糸-ito-

マル勝髙田商店が伝えたい、そうめんのこと、私たちのこと

2022.5.23

奈良のソウルフード“おみい”をめぐる冒険

髙田社長の何気ない一言から始まった「おみい」をめぐる旅。
後編は奈良以外の土地の「おみい」をご紹介します。
(記事:「糸」編集部M)

徳島の「おみいさん」

徳島県の吉野川流域は「半田そうめん」の産地。ここには「おみいさん」と敬称を付けて親しむ家庭料理があります。
関西では「お豆さん」「おいもさん」「お揚げさん」と、食べ物に「さん」をつける文化があるので違和感はありませんが、関東の方が聞くと「おみいさん」はちょっと不思議な感じかもしれません。
面白いことに、「おみい」で検索しても徳島県の情報は出てきませんが、「おみいさん」で検索するとズラズラッと…。「さん」まで含めての正式名称のようです。
「みい」はもちろんここでも「味噌」のこと。おみいさんの具材は他のものと同じくたっぷりの野菜ですが、ニラや豆腐、卵を入れる家庭もあるのだとか。

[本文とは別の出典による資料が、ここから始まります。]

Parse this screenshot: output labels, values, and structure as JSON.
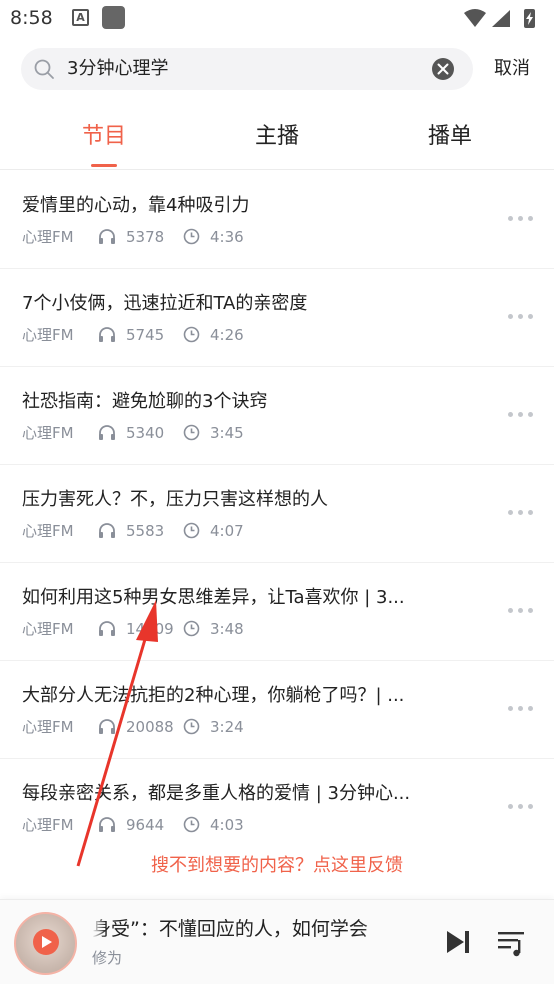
{
  "status_bar": {
    "time": "8:58",
    "notification_letter": "A",
    "icons": [
      "wifi-icon",
      "signal-icon",
      "battery-charging-icon"
    ]
  },
  "search": {
    "value": "3分钟心理学",
    "cancel_label": "取消"
  },
  "tabs": [
    {
      "label": "节目",
      "active": true
    },
    {
      "label": "主播",
      "active": false
    },
    {
      "label": "播单",
      "active": false
    }
  ],
  "programs": [
    {
      "title": "爱情里的心动，靠4种吸引力",
      "source": "心理FM",
      "plays": "5378",
      "duration": "4:36"
    },
    {
      "title": "7个小伎俩，迅速拉近和TA的亲密度",
      "source": "心理FM",
      "plays": "5745",
      "duration": "4:26"
    },
    {
      "title": "社恐指南：避免尬聊的3个诀窍",
      "source": "心理FM",
      "plays": "5340",
      "duration": "3:45"
    },
    {
      "title": "压力害死人？不，压力只害这样想的人",
      "source": "心理FM",
      "plays": "5583",
      "duration": "4:07"
    },
    {
      "title": "如何利用这5种男女思维差异，让Ta喜欢你 | 3...",
      "source": "心理FM",
      "plays": "14609",
      "duration": "3:48"
    },
    {
      "title": "大部分人无法抗拒的2种心理，你躺枪了吗？| ...",
      "source": "心理FM",
      "plays": "20088",
      "duration": "3:24"
    },
    {
      "title": "每段亲密关系，都是多重人格的爱情 | 3分钟心...",
      "source": "心理FM",
      "plays": "9644",
      "duration": "4:03"
    }
  ],
  "feedback_text": "搜不到想要的内容？点这里反馈",
  "player": {
    "title": "身受”：不懂回应的人，如何学会",
    "artist": "修为"
  },
  "colors": {
    "accent": "#f0624a",
    "meta": "#8a8f99",
    "annotation_arrow": "#e8352b"
  }
}
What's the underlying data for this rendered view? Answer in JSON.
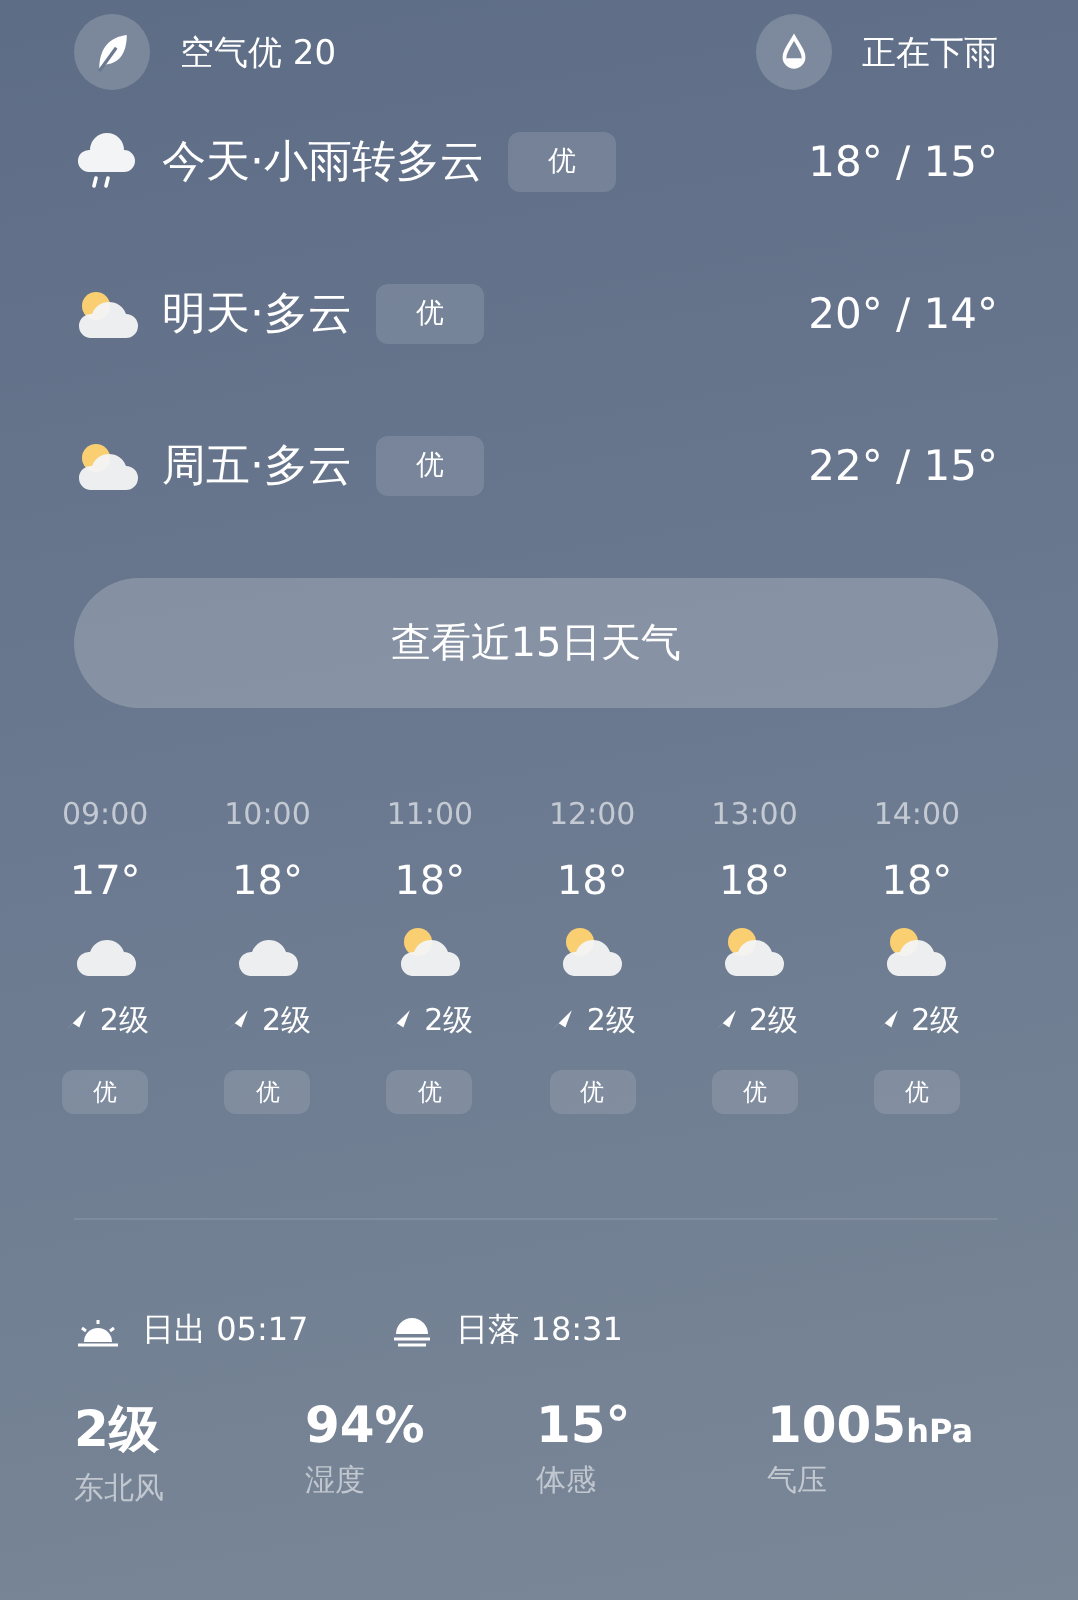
{
  "top_bar": {
    "air": {
      "label": "空气优 20"
    },
    "rain": {
      "label": "正在下雨"
    }
  },
  "daily": [
    {
      "kind": "rain",
      "label": "今天·小雨转多云",
      "aqi": "优",
      "temps": "18° / 15°"
    },
    {
      "kind": "partly",
      "label": "明天·多云",
      "aqi": "优",
      "temps": "20° / 14°"
    },
    {
      "kind": "partly",
      "label": "周五·多云",
      "aqi": "优",
      "temps": "22° / 15°"
    }
  ],
  "forecast_button": "查看近15日天气",
  "hourly": [
    {
      "time": "09:00",
      "temp": "17°",
      "kind": "cloudy",
      "wind": "2级",
      "aqi": "优"
    },
    {
      "time": "10:00",
      "temp": "18°",
      "kind": "cloudy",
      "wind": "2级",
      "aqi": "优"
    },
    {
      "time": "11:00",
      "temp": "18°",
      "kind": "partly",
      "wind": "2级",
      "aqi": "优"
    },
    {
      "time": "12:00",
      "temp": "18°",
      "kind": "partly",
      "wind": "2级",
      "aqi": "优"
    },
    {
      "time": "13:00",
      "temp": "18°",
      "kind": "partly",
      "wind": "2级",
      "aqi": "优"
    },
    {
      "time": "14:00",
      "temp": "18°",
      "kind": "partly",
      "wind": "2级",
      "aqi": "优"
    }
  ],
  "sun": {
    "sunrise": "日出 05:17",
    "sunset": "日落 18:31"
  },
  "stats": [
    {
      "value": "2级",
      "label": "东北风"
    },
    {
      "value": "94%",
      "label": "湿度"
    },
    {
      "value": "15°",
      "label": "体感"
    },
    {
      "value": "1005",
      "unit": "hPa",
      "label": "气压"
    }
  ]
}
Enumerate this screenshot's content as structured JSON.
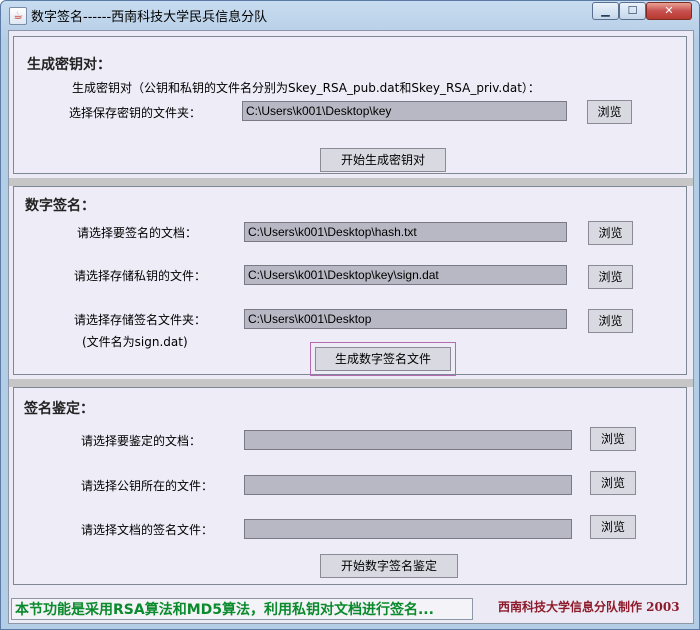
{
  "window": {
    "title": "数字签名------西南科技大学民兵信息分队",
    "icon": "java-cup-icon",
    "controls": {
      "minimize": "▁",
      "maximize": "☐",
      "close": "✕"
    }
  },
  "keygen": {
    "title": "生成密钥对：",
    "description": "生成密钥对（公钥和私钥的文件名分别为Skey_RSA_pub.dat和Skey_RSA_priv.dat）：",
    "folder_label": "选择保存密钥的文件夹：",
    "folder_value": "C:\\Users\\k001\\Desktop\\key",
    "browse_label": "浏览",
    "start_button": "开始生成密钥对"
  },
  "sign": {
    "title": "数字签名：",
    "doc_label": "请选择要签名的文档：",
    "doc_value": "C:\\Users\\k001\\Desktop\\hash.txt",
    "privkey_label": "请选择存储私钥的文件：",
    "privkey_value": "C:\\Users\\k001\\Desktop\\key\\sign.dat",
    "output_label": "请选择存储签名文件夹：",
    "output_value": "C:\\Users\\k001\\Desktop",
    "output_note": "(文件名为sign.dat)",
    "browse_label": "浏览",
    "generate_button": "生成数字签名文件"
  },
  "verify": {
    "title": "签名鉴定：",
    "doc_label": "请选择要鉴定的文档：",
    "doc_value": "",
    "pubkey_label": "请选择公钥所在的文件：",
    "pubkey_value": "",
    "sig_label": "请选择文档的签名文件：",
    "sig_value": "",
    "browse_label": "浏览",
    "start_button": "开始数字签名鉴定"
  },
  "footer": {
    "marquee": "本节功能是采用RSA算法和MD5算法，利用私钥对文档进行签名...",
    "credit": "西南科技大学信息分队制作 2003"
  },
  "colors": {
    "marquee_text": "#0a8a2c",
    "credit_text": "#8e1b2b",
    "close_button": "#c75050"
  }
}
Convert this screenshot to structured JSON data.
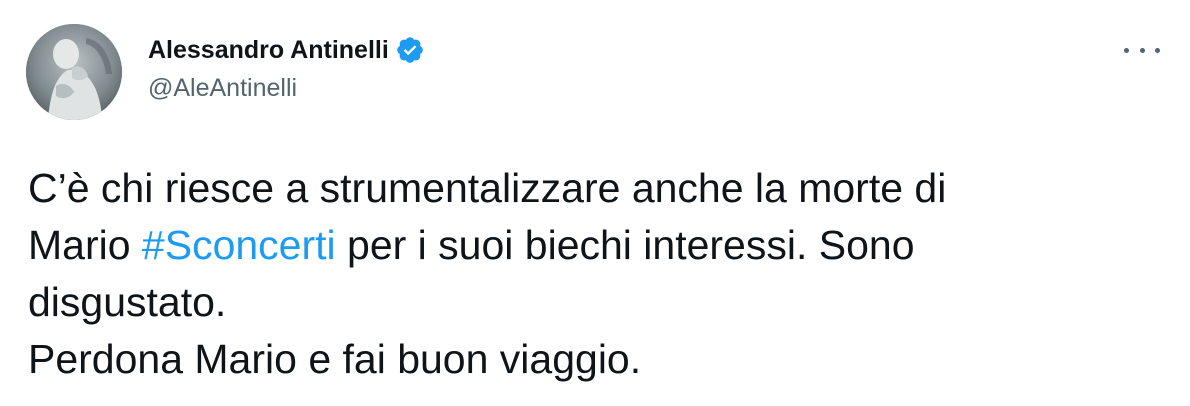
{
  "author": {
    "display_name": "Alessandro Antinelli",
    "handle": "@AleAntinelli",
    "verified": true,
    "avatar_icon": "profile-photo"
  },
  "more_icon": "more-horizontal-icon",
  "tweet": {
    "line1": "C’è chi riesce a strumentalizzare anche la morte di",
    "line2_before": "Mario ",
    "hashtag": "#Sconcerti",
    "line2_after": " per i suoi biechi interessi. Sono",
    "line3": "disgustato.",
    "line4": "Perdona Mario e fai buon viaggio."
  },
  "colors": {
    "text": "#0f1419",
    "secondary": "#536471",
    "accent": "#1d9bf0"
  }
}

家庭によって作り方は少々異なるようですが、「汁気があまりない」ことと「味噌味」が、おみいさんの絶対条件のようです。ということは、雑炊というよりは関西の「おじや」に似ているのかもしれませんね。
水分を飛ばしているのでもったりとしていて冷めにくく、体調を崩した時や冷えた身体にはぴったり。
芯から体を温めてくれるおみいさんは、農村ならではの郷土料理というところでしょうか。ネット掲示板には「風邪をひいたときにおばあちゃんが作ってくれた」という書き込みもありました。そんな「徳島人の母の味」おみいさんは、同県の寒い時期の定番なのだそうです。

……東大阪は?

東大阪はそうめんの産地??違うよね???と、気になって調べてみました(笑)
すると、東大阪の「おみい」は他の地域とは少し異なり、お正月にいただく食べ物のようです。
お正月に疲れた胃腸を休めるため作られた家庭料理で、味噌雑炊にそうめんを入れる点は他の「おみい」と同じですが、こちらのおみいは「餅」と「白菜(しろな)」が入るのが特徴。
白菜(しろな)といえば大阪の地野菜。奈良に隣接する同地らしく、奈良と大阪の文化が融合してオリジナルの「おみい」が誕生したのでしょうか。

味噌味の雑炊と柔らかくなったそうめん、そのどこか懐かしい味わいはほっこりお腹と心を満たしてくれます。
ぜひ皆さんも、自分だけの「おみい」を作ってみてくださいね。